Sarah Lewis, a 18-year-old student, said she was in a classroom directly above where the shooting took place. She said she heard banging and shooting.
“I honestly felt like I wasn’t going to make it out of there,” she said.
Isabella Alamo, 16, said she saw a person at the bottom of the stairs as she was evacuating the building. She said she “tried to get people to go out faster” so they wouldn’t have to see the blood.
A visibly shaken Mayor Tishaura Jones said she had visited CVPA on the first day of school for students.
“We laughed, we sang, we danced. And now to be here for such a devastating and traumatic situation breaks my heart, especially as a mother,” she said.
Rep. Peter Meredith, D-St. Louis, has a niece who attends CVPA. The school is in his state House district. On Facebook, he wrote that he was praying for the students and their families.
On Twitter, Alderman Shane Cohn, who represents the 25th Ward, wrote: “Nobody should experience this at school. Nobody should experience this at work. Nobody should experience this at the movies. Nobody should experience this at a concert. Nobody should experience this at a grocery. Nobody should experience this.”
State Sen. Karla May, D-St. Louis, represents the district in which the schools are located. On Twitter, she asked constituents to pray for those affected by the violence.
Gov. Mike Parson said in a statement that he had been briefed on the shooting and was offering the assistance of any state resources to help with the investigation.
“Teresa and I are praying for the victims, their families, and the entire community,” he said.
Both candidates for president of the St. Louis Board of Aldermen placed some of the blame for the shooting in the hands of the Missouri General Assembly.

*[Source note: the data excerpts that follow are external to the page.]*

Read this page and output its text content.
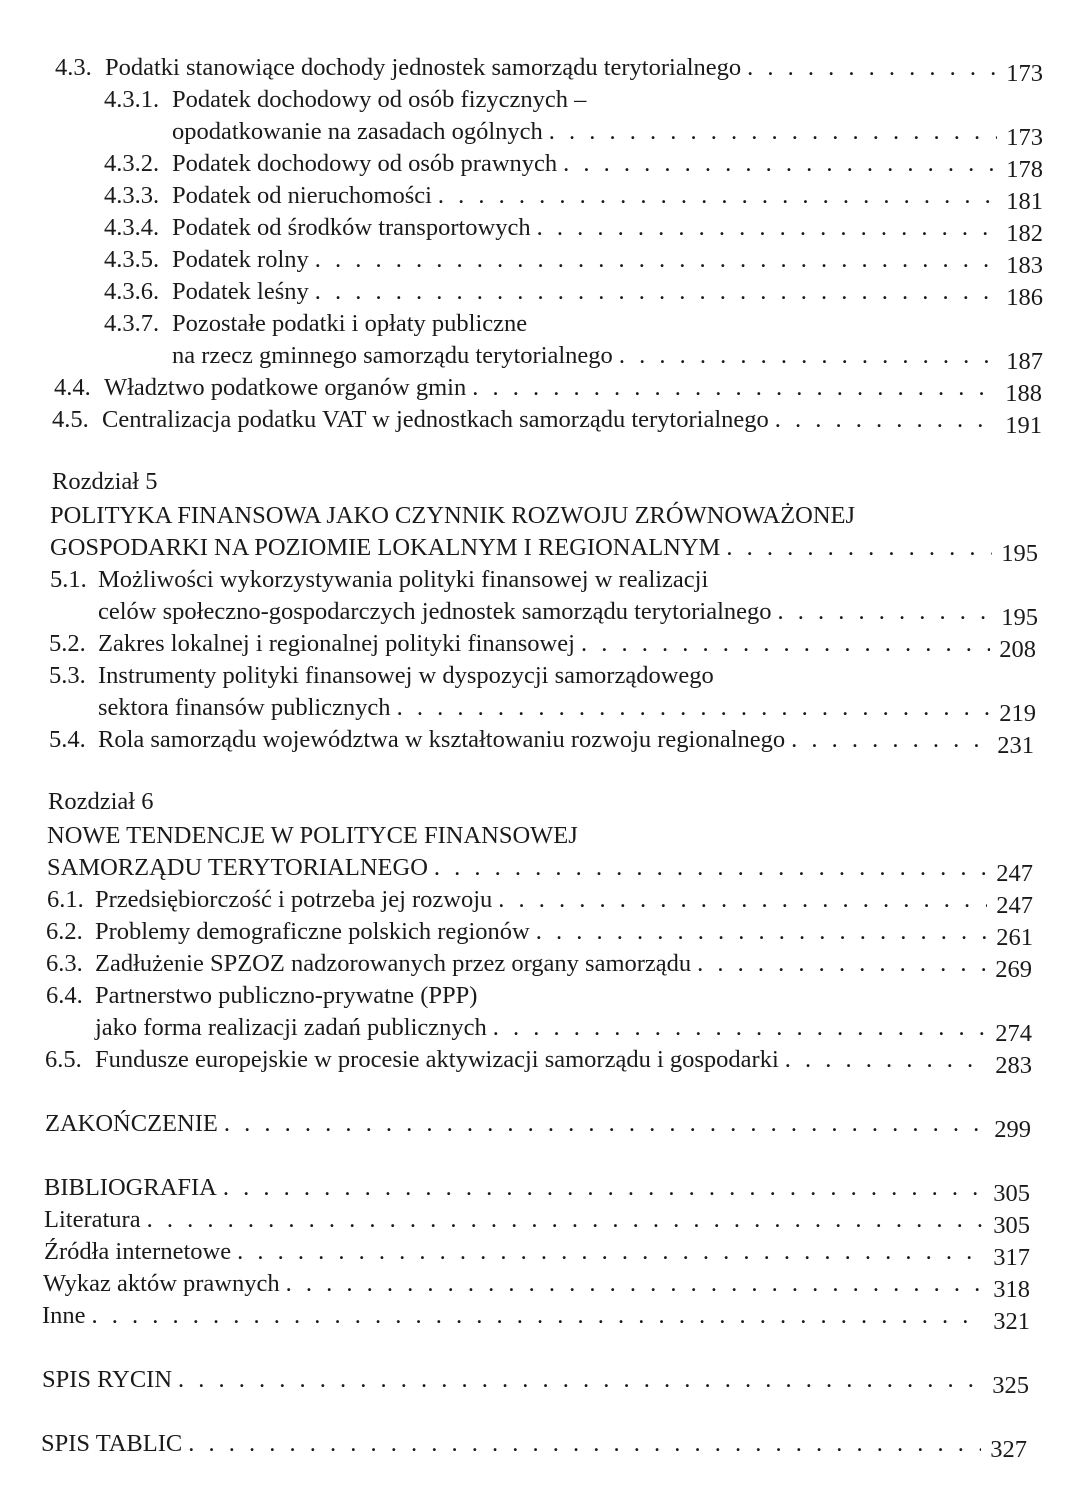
4.3. Podatki stanowiące dochody jednostek samorządu terytorialnego . . .	173
4.3.1. Podatek dochodowy od osób fizycznych –
opodatkowanie na zasadach ogólnych . . .	173
4.3.2. Podatek dochodowy od osób prawnych . . .	178
4.3.3. Podatek od nieruchomości . . .	181
4.3.4. Podatek od środków transportowych . . .	182
4.3.5. Podatek rolny . . .	183
4.3.6. Podatek leśny . . .	186
4.3.7. Pozostałe podatki i opłaty publiczne
na rzecz gminnego samorządu terytorialnego . . .	187
4.4. Władztwo podatkowe organów gmin . . .	188
4.5. Centralizacja podatku VAT w jednostkach samorządu terytorialnego . . .	191
Rozdział 5
POLITYKA FINANSOWA JAKO CZYNNIK ROZWOJU ZRÓWNOWAŻONEJ
GOSPODARKI NA POZIOMIE LOKALNYM I REGIONALNYM . . .	195
5.1. Możliwości wykorzystywania polityki finansowej w realizacji
celów społeczno-gospodarczych jednostek samorządu terytorialnego . . .	195
5.2. Zakres lokalnej i regionalnej polityki finansowej . . .	208
5.3. Instrumenty polityki finansowej w dyspozycji samorządowego
sektora finansów publicznych . . .	219
5.4. Rola samorządu województwa w kształtowaniu rozwoju regionalnego . . .	231
Rozdział 6
NOWE TENDENCJE W POLITYCE FINANSOWEJ
SAMORZĄDU TERYTORIALNEGO . . .	247
6.1. Przedsiębiorczość i potrzeba jej rozwoju . . .	247
6.2. Problemy demograficzne polskich regionów . . .	261
6.3. Zadłużenie SPZOZ nadzorowanych przez organy samorządu . . .	269
6.4. Partnerstwo publiczno-prywatne (PPP)
jako forma realizacji zadań publicznych . . .	274
6.5. Fundusze europejskie w procesie aktywizacji samorządu i gospodarki . . .	283
ZAKOŃCZENIE . . .	299
BIBLIOGRAFIA . . .	305
Literatura . . .	305
Źródła internetowe . . .	317
Wykaz aktów prawnych . . .	318
Inne . . .	321
SPIS RYCIN . . .	325
SPIS TABLIC . . .	327
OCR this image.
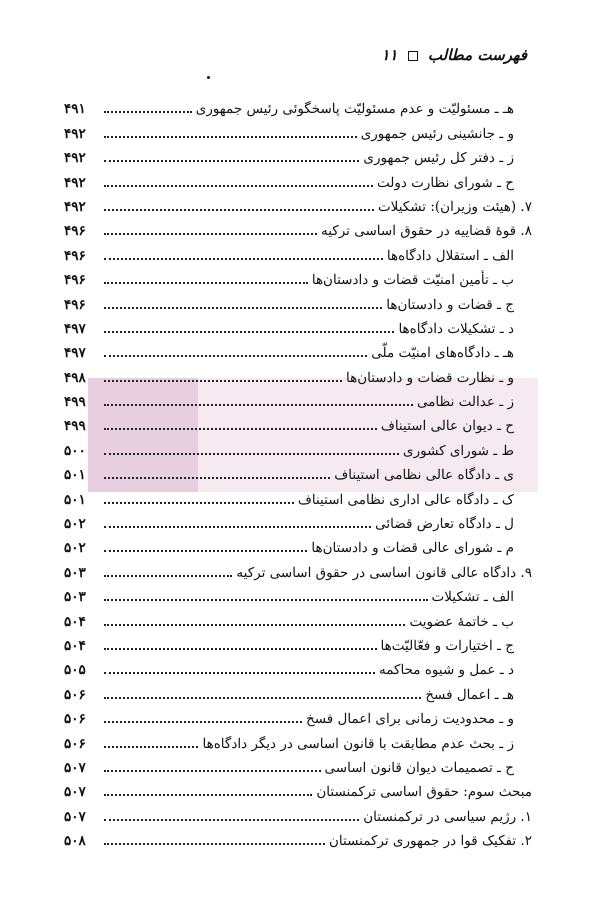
فهرست مطالب  ۱۱
هـ ـ مسئولیّت و عدم مسئولیّت پاسخگوئی رئیس جمهوری
۴۹۱
و ـ جانشینی رئیس جمهوری
۴۹۲
ز ـ دفتر کل رئیس جمهوری
۴۹۲
ح ـ شورای نظارت دولت
۴۹۲
۷. (هیئت وزیران): تشکیلات
۴۹۲
۸. قوۀ قضاییه در حقوق اساسی ترکیه
۴۹۶
الف ـ استقلال دادگاه‌ها
۴۹۶
ب ـ تأمین امنیّت قضات و دادستان‌ها
۴۹۶
ج ـ قضات و دادستان‌ها
۴۹۶
د ـ تشکیلات دادگاه‌ها
۴۹۷
هـ ـ دادگاه‌های امنیّت ملّی
۴۹۷
و ـ نظارت قضات و دادستان‌ها
۴۹۸
ز ـ عدالت نظامی
۴۹۹
ح ـ دیوان عالی استیناف
۴۹۹
ط ـ شورای کشوری
۵۰۰
ی ـ دادگاه عالی نظامی استیناف
۵۰۱
ک ـ دادگاه عالی اداری نظامی استیناف
۵۰۱
ل ـ دادگاه تعارض قضائی
۵۰۲
م ـ شورای عالی قضات و دادستان‌ها
۵۰۲
۹. دادگاه عالی قانون اساسی در حقوق اساسی ترکیه
۵۰۳
الف ـ تشکیلات
۵۰۳
ب ـ خاتمۀ عضویت
۵۰۴
ج ـ اختیارات و فعّالیّت‌ها
۵۰۴
د ـ عمل و شیوه محاکمه
۵۰۵
هـ ـ اعمال فسخ
۵۰۶
و ـ محدودیت زمانی برای اعمال فسخ
۵۰۶
ز ـ بحث عدم مطابقت با قانون اساسی در دیگر دادگاه‌ها
۵۰۶
ح ـ تصمیمات دیوان قانون اساسی
۵۰۷
مبحث سوم: حقوق اساسی ترکمنستان
۵۰۷
۱. رژیم سیاسی در ترکمنستان
۵۰۷
۲. تفکیک قوا در جمهوری ترکمنستان
۵۰۸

“It is unconscionable that the Republican legislature has tied our hands,” said 15th Ward Alderwoman Megan Green. “We are prohibited from doing more to get guns off our streets.”
Her opponent, 7th Ward Alderman Jack Coatar, also targeted his ire at Congress.

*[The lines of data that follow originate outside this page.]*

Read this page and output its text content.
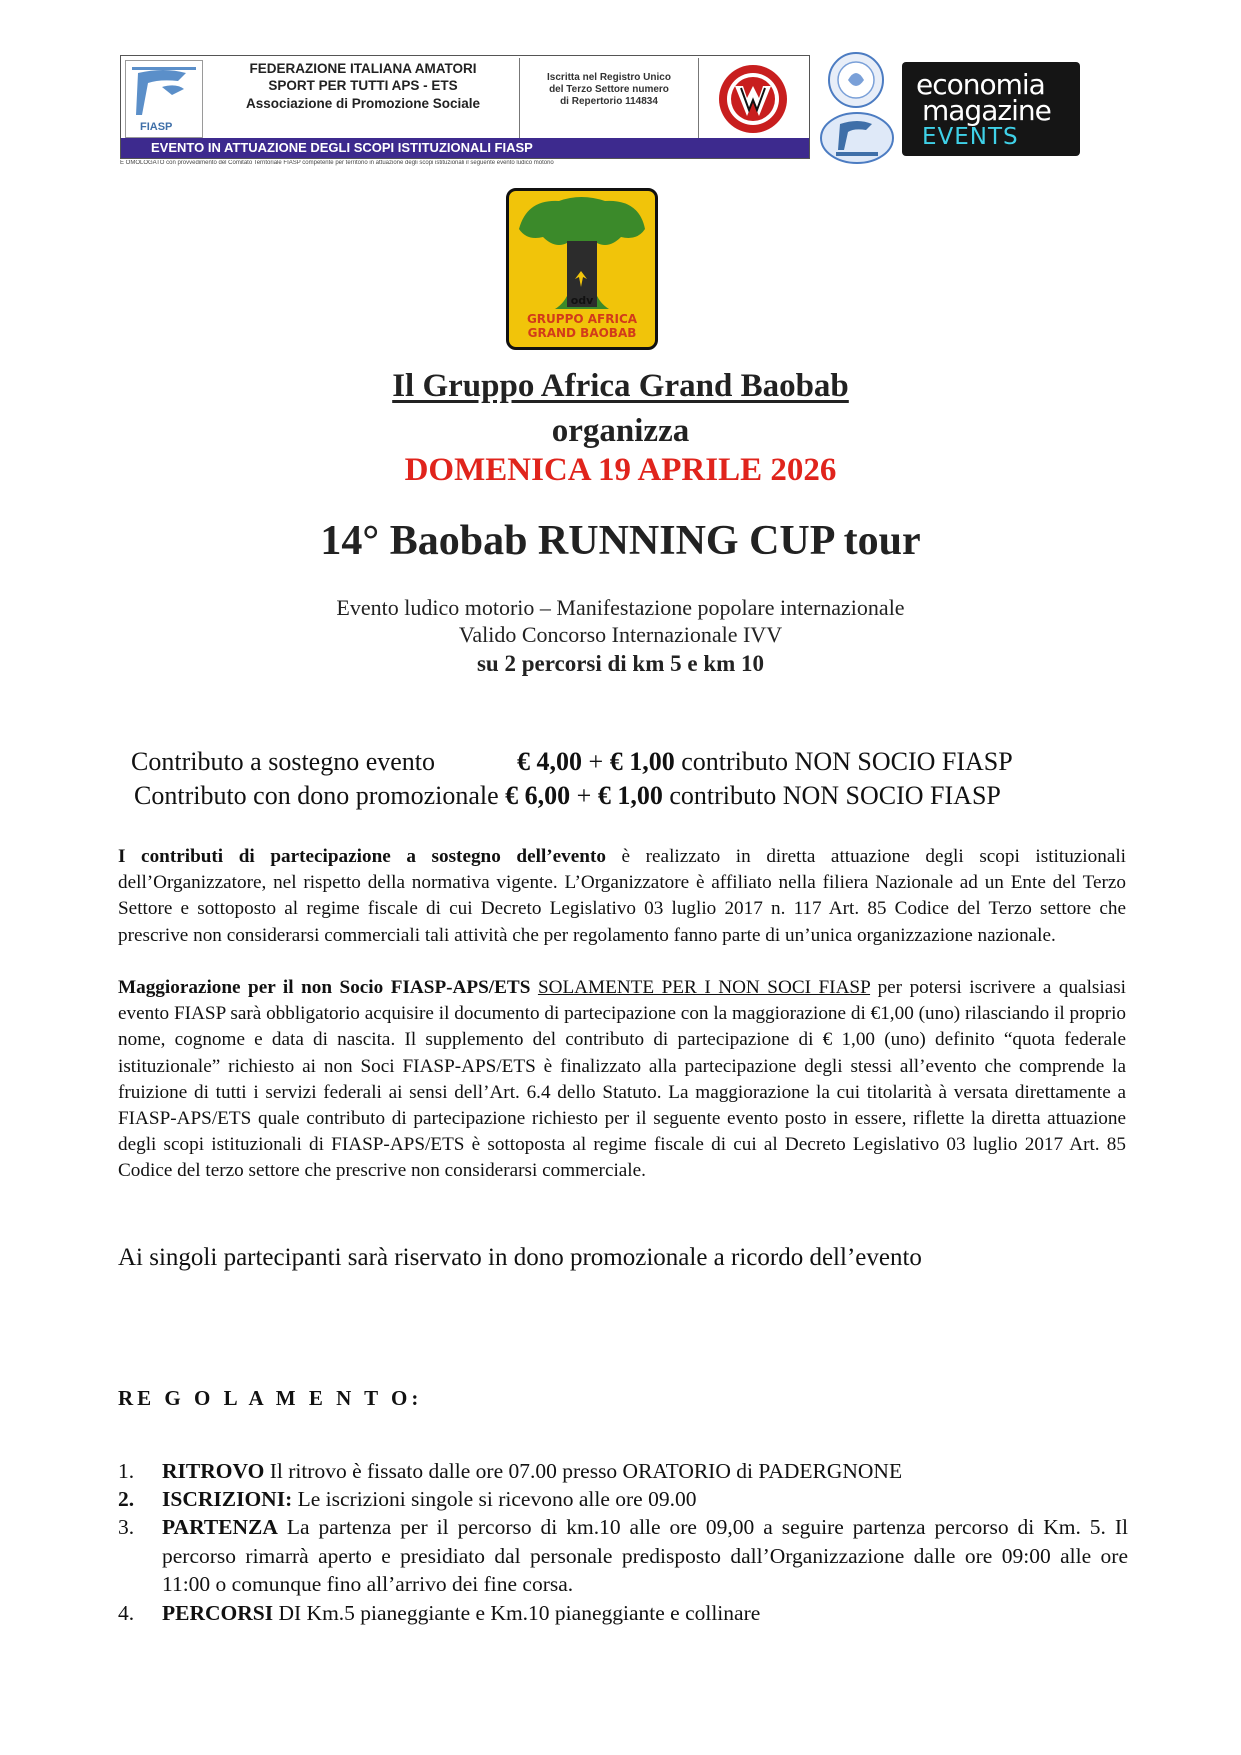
FIASP
FEDERAZIONE ITALIANA AMATORI
SPORT PER TUTTI APS - ETS
Associazione di Promozione Sociale
Iscritta nel Registro Unico
del Terzo Settore numero
di Repertorio 114834
EVENTO IN ATTUAZIONE DEGLI SCOPI ISTITUZIONALI FIASP
E OMOLOGATO con provvedimento del Comitato Territoriale FIASP competente per territorio in attuazione degli scopi istituzionali il seguente evento ludico motorio
economia
magazine
EVENTS
odv
GRUPPO AFRICA
GRAND BAOBAB
Il Gruppo Africa Grand Baobab
organizza
DOMENICA 19 APRILE 2026
14° Baobab RUNNING CUP tour
Evento ludico motorio – Manifestazione popolare internazionale
Valido Concorso Internazionale IVV
su 2 percorsi di km 5 e km 10
Contributo a sostegno evento	€ 4,00 + € 1,00 contributo NON SOCIO FIASP
Contributo con dono promozionale € 6,00 + € 1,00 contributo NON SOCIO FIASP
I contributi di partecipazione a sostegno dell’evento è realizzato in diretta attuazione degli scopi istituzionali dell’Organizzatore, nel rispetto della normativa vigente. L’Organizzatore è affiliato nella filiera Nazionale ad un Ente del Terzo Settore e sottoposto al regime fiscale di cui Decreto Legislativo 03 luglio 2017 n. 117 Art. 85 Codice del Terzo settore che prescrive non considerarsi commerciali tali attività che per regolamento fanno parte di un’unica organizzazione nazionale.
Maggiorazione per il non Socio FIASP-APS/ETS SOLAMENTE PER I NON SOCI FIASP per potersi iscrivere a qualsiasi evento FIASP sarà obbligatorio acquisire il documento di partecipazione con la maggiorazione di €1,00 (uno) rilasciando il proprio nome, cognome e data di nascita. Il supplemento del contributo di partecipazione di € 1,00 (uno) definito “quota federale istituzionale” richiesto ai non Soci FIASP-APS/ETS è finalizzato alla partecipazione degli stessi all’evento che comprende la fruizione di tutti i servizi federali ai sensi dell’Art. 6.4 dello Statuto. La maggiorazione la cui titolarità à versata direttamente a FIASP-APS/ETS quale contributo di partecipazione richiesto per il seguente evento posto in essere, riflette la diretta attuazione degli scopi istituzionali di FIASP-APS/ETS è sottoposta al regime fiscale di cui al Decreto Legislativo 03 luglio 2017 Art. 85 Codice del terzo settore che prescrive non considerarsi commerciale.
Ai singoli partecipanti sarà riservato in dono promozionale a ricordo dell’evento
RE G O L A M E N T O:
1.	RITROVO Il ritrovo è fissato dalle ore 07.00 presso ORATORIO di PADERGNONE
2.	ISCRIZIONI: Le iscrizioni singole si ricevono alle ore 09.00
3.	PARTENZA La partenza per il percorso di km.10 alle ore 09,00 a seguire partenza percorso di Km. 5. Il percorso rimarrà aperto e presidiato dal personale predisposto dall’Organizzazione dalle ore 09:00 alle ore 11:00 o comunque fino all’arrivo dei fine corsa.
4.	PERCORSI DI Km.5 pianeggiante e Km.10 pianeggiante e collinare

“The complete lack of action in Jefferson City and Washington is normalizing children being killed at school,” he said.
St. Louis Circuit Attorney Kim Gardner was among those praising the adults at the school for their response.

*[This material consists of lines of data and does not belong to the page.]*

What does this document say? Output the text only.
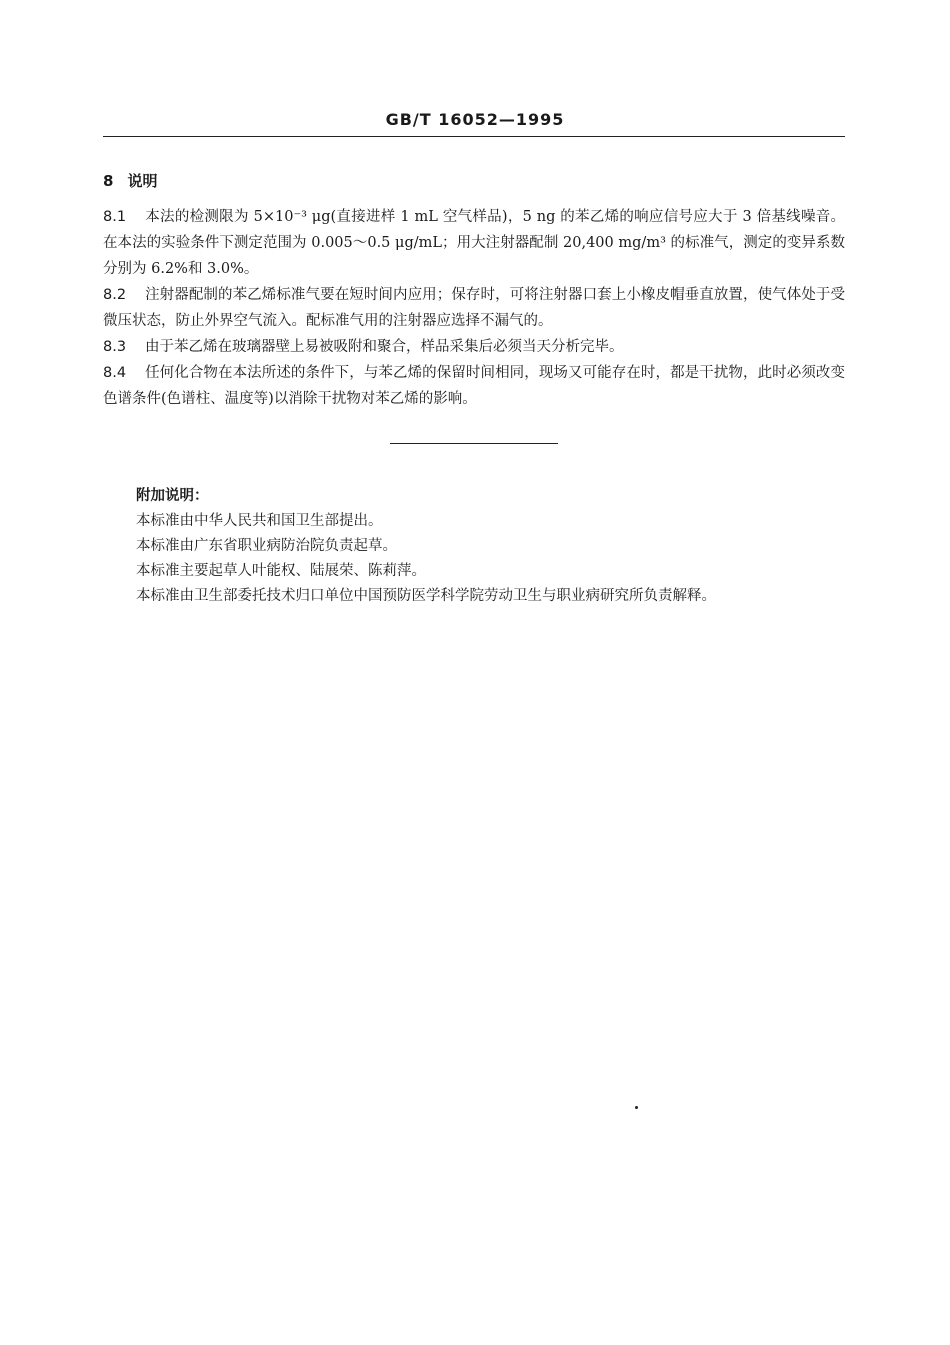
GB/T 16052—1995
8 说明
8.1 本法的检测限为 5×10⁻³ μg(直接进样 1 mL 空气样品)，5 ng 的苯乙烯的响应信号应大于 3 倍基线噪音。在本法的实验条件下测定范围为 0.005～0.5 μg/mL；用大注射器配制 20,400 mg/m³ 的标准气，测定的变异系数分别为 6.2%和 3.0%。
8.2 注射器配制的苯乙烯标准气要在短时间内应用；保存时，可将注射器口套上小橡皮帽垂直放置，使气体处于受微压状态，防止外界空气流入。配标准气用的注射器应选择不漏气的。
8.3 由于苯乙烯在玻璃器壁上易被吸附和聚合，样品采集后必须当天分析完毕。
8.4 任何化合物在本法所述的条件下，与苯乙烯的保留时间相同，现场又可能存在时，都是干扰物，此时必须改变色谱条件(色谱柱、温度等)以消除干扰物对苯乙烯的影响。
附加说明：
本标准由中华人民共和国卫生部提出。
本标准由广东省职业病防治院负责起草。
本标准主要起草人叶能权、陆展荣、陈莉萍。
本标准由卫生部委托技术归口单位中国预防医学科学院劳动卫生与职业病研究所负责解释。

“One thing that is clear is that lockdown procedures — which St. Louis Public School’s administrators, teachers and students at Central Visual and Performing Arts High School and first responders followed as this attack unfolded — were essential in preventing further violence. I am personally grateful to each of them and share my deepest condolences.”
Gardner’s counterpart in St. Louis County, Wesley Bell, said his office was ready to offer whatever assistance it could.
“We are praying for the victims, students, faculty and anyone harmed by these senseless acts of violence. Thank you to the St. Louis Metropolitan Police officers who were nothing short of heroic in their response to these tragic shootings,” he said.
The FBI is also helping investigate the shooting. Anyone with photos or video of the incident can upload them to fbi.gov/CentralVPA. A spokeswoman for the FBI office in St. Louis said such coordination among federal and local law enforcement is standard.
Jay Greenberg, the special agent in charge of the office, said the shooting had brought an uptick in false calls about more school shootings in the area. He said coverage of the shooting may be the driving factor.
“If you have a kid, and they’re old enough to have a device, please have a conversation and make sure they know that any hoax or any joke that they’re sending right now about a school shooting will be taken incredibly seriously,” Greenberg said.